Charter afghan : une nouvelle bataille perdue pour Kouchner

Publié le 16 Décembre 2009

Par Chloé Leprince | Rue89 

Bernard Kouchner et Claude Guéant à l'Elysée le 6 mai 2009 (Philippe Wojazer/Reuters)

Sur RTL, Claude Guéant a confirmé ce mardi un nouveau charter pour expulser des Afghans en situation irrégulière en France. L'argument est simple : si Londres le fait, pourquoi pas nous ? A entendre le secrétaire général de l'Elysée, l'exception afghane semble bien définitivement enterrée :

« Je ne sais pas si c'est ce soir qu'il y aura des retours d'Afghans dans leur pays mais, sur le principe, je remarque que le Royaume-Uni reconduit chaque année plus d'un millier d'Afghans dans leur pays avec d'ailleurs un accord avec la Commission (sic) européenne des droits de l'homme. » (Ecouter le son)

 

Claude Guéant n'a pas explicitement confirmé l'horaire de décollage mais le milieu associatif table sur un avion dès mardi soir, sur le coup de 21 heures, depuis Roissy-Charles-de-Gaulle. Ce deuxième vol, un mois et demi après un premier charter qui avait reconduit à Kaboul trois Afghans réfugiés en France, achève de marginaliser Bernard Kouchner dans le dossier afghan.

A Kaboul, le danger est relatif selon Paris

Le ministre des Affaires étrangères a en effet échoué pour de bon à faire valoir son refus des charters afghans. Le 10 novembre, il avait ouvertement critiqué, sur les ondes de France inter, l'explusion de trois réfugiés afghans par Eric Besson, ministre de l'Immigration. Au moment où Kouchner s'exprimait, on venait de lui refuser l'organisation d'une conférence internationale à Kaboul. Motif ? Trop dangereux.

Kouchner s'étonne du paradoxe, on lui prête même une saillie hostile en Conseil des ministres. Invité de France inter le 10 novembre, il en profite pour décocher cette flèche à l'attention du ministre de l'Immigration et de l'Identité nationale :

« Je pense que ce ne n'est pas comme cela qu'il faut faire. Surtout quand on se bat là-bas. Je pense que ce n'est pas utile, je l'ai dit à Eric Besson (…), au Président. » (Voir la vidéo)

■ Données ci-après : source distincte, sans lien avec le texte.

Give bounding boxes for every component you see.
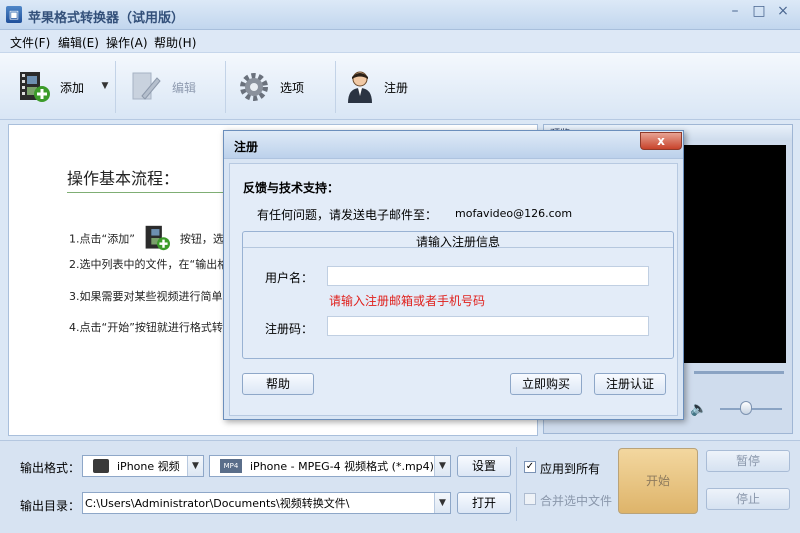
format-select[interactable]: MP4 iPhone - MPEG-4 视频格式 (*.mp4) ▼ (209, 455, 451, 477)
intro-title: 操作基本流程： (67, 169, 180, 188)
dialog-title-bar: 注册 (224, 131, 683, 159)
support-heading: 反馈与技术支持： (243, 181, 340, 195)
apply-all-label: 应用到所有 (540, 462, 601, 476)
output-dir-label: 输出目录： (20, 499, 81, 513)
title-bar: ▣ 苹果格式转换器（试用版） – □ × (0, 0, 800, 30)
settings-button[interactable]: 设置 (457, 455, 511, 477)
fieldset-divider (243, 247, 673, 248)
register-label: 注册 (384, 80, 409, 95)
username-input[interactable] (327, 266, 649, 286)
register-dialog: 注册 x 反馈与技术支持： 有任何问题，请发送电子邮件至： mofavideo@… (223, 130, 684, 420)
volume-icon[interactable]: 🔈 (690, 401, 707, 417)
step-3: 3.如果需要对某些视频进行简单编 (69, 290, 234, 303)
maximize-button[interactable]: □ (748, 3, 770, 21)
step-1: 1.点击“添加” 按钮，选择 (69, 223, 235, 256)
toolbar-separator (225, 61, 226, 113)
help-button[interactable]: 帮助 (242, 373, 314, 395)
open-button[interactable]: 打开 (457, 492, 511, 514)
step-1-text-a: 1.点击“添加” (69, 232, 135, 246)
edit-button[interactable]: 编辑 (130, 53, 196, 121)
add-button[interactable]: 添加 (18, 53, 84, 121)
intro-divider (67, 192, 227, 193)
dialog-body: 反馈与技术支持： 有任何问题，请发送电子邮件至： mofavideo@126.c… (229, 163, 678, 416)
edit-label: 编辑 (172, 80, 197, 95)
app-title: 苹果格式转换器（试用版） (28, 11, 185, 26)
film-add-icon (144, 223, 171, 256)
step-2: 2.选中列表中的文件，在“输出格 (69, 258, 229, 271)
phone-icon (93, 459, 109, 473)
gear-icon (240, 73, 268, 101)
chevron-down-icon: ▼ (434, 456, 450, 476)
register-fieldset: 请输入注册信息 用户名： 请输入注册邮箱或者手机号码 注册码： (242, 231, 674, 359)
options-label: 选项 (280, 80, 305, 95)
add-label: 添加 (60, 80, 85, 95)
output-dir-input[interactable]: C:\Users\Administrator\Documents\视频转换文件\… (82, 492, 451, 514)
output-format-label: 输出格式： (20, 461, 81, 475)
options-button[interactable]: 选项 (238, 53, 304, 121)
buy-now-button[interactable]: 立即购买 (510, 373, 582, 395)
verify-button[interactable]: 注册认证 (594, 373, 666, 395)
dialog-title: 注册 (234, 140, 259, 154)
chevron-down-icon: ▼ (187, 456, 203, 476)
merge-label: 合并选中文件 (540, 494, 613, 508)
mp4-icon: MP4 (220, 459, 242, 473)
start-button[interactable]: 开始 (618, 448, 698, 514)
apply-all-checkbox[interactable]: ✓ (524, 461, 536, 473)
device-select[interactable]: iPhone 视频 ▼ (82, 455, 204, 477)
add-dropdown-icon[interactable]: ▼ (98, 79, 112, 93)
seek-bar[interactable] (694, 371, 784, 374)
register-button[interactable]: 注册 (346, 53, 408, 121)
code-input[interactable] (327, 316, 649, 336)
device-value: iPhone 视频 (117, 460, 180, 473)
support-email[interactable]: mofavideo@126.com (455, 207, 572, 220)
menu-action[interactable]: 操作(A) (106, 34, 148, 51)
code-label: 注册码： (265, 322, 314, 336)
output-dir-value: C:\Users\Administrator\Documents\视频转换文件\ (85, 497, 350, 510)
toolbar-separator (335, 61, 336, 113)
dialog-close-button[interactable]: x (640, 132, 682, 150)
username-label: 用户名： (265, 271, 314, 285)
menu-bar: 文件(F) 编辑(E) 操作(A) 帮助(H) (0, 30, 800, 52)
step-4: 4.点击“开始”按钮就进行格式转 (69, 321, 223, 334)
support-text: 有任何问题，请发送电子邮件至： (257, 208, 438, 222)
stop-button[interactable]: 停止 (706, 488, 790, 510)
menu-file[interactable]: 文件(F) (10, 34, 50, 51)
toolbar: 添加 ▼ 编辑 选项 注册 (0, 52, 800, 120)
film-add-icon (20, 72, 50, 102)
user-icon (348, 71, 372, 103)
close-button[interactable]: × (772, 3, 794, 21)
app-icon: ▣ (6, 6, 22, 23)
chevron-down-icon: ▼ (434, 493, 450, 513)
bottom-separator (516, 447, 517, 521)
minimize-button[interactable]: – (724, 3, 746, 21)
menu-help[interactable]: 帮助(H) (154, 34, 196, 51)
volume-handle[interactable] (740, 401, 752, 415)
username-hint: 请输入注册邮箱或者手机号码 (329, 294, 486, 308)
merge-checkbox[interactable] (524, 493, 536, 505)
toolbar-separator (115, 61, 116, 113)
format-value: iPhone - MPEG-4 视频格式 (*.mp4) (250, 460, 434, 473)
menu-edit[interactable]: 编辑(E) (58, 34, 99, 51)
pencil-edit-icon (132, 72, 161, 100)
pause-button[interactable]: 暂停 (706, 450, 790, 472)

Aussitôt, Eric Besson lui avait rétorqué que les retours forcés relevaient d'une décision présidentielle, annoncée qui plus est en présence du ministre des Affaires étrangères depuis New-York.

Un gros mois plus tard, Bernard Kouchner n'a visiblement pas été entendu par l'Elysée. La Cimade, association d'aide aux migrants active dans les centres de rétention, affirme que onze Afghans retenus dans le Pas-de-Calais et à Lille « se sont vus officiellement notifier leur date de renvoi par la police ».

Dans un reportage diffusé par France Inter, mardi matin, on apprenait que deux des trois Afghans expulsés par Paris en octobre avaient disparu de la circulation. Le troisième, pour sa part, ne cache pas qu'il utilisera l'argent donné par la France au titre du retour forcé pour payer un passeur et gagner l'Iran. Toute sa famille s'y trouverait, alors que Kaboul lui est étrangère. C'est pourtant en Afghanistan que la France s'était obstinée à le renvoyer.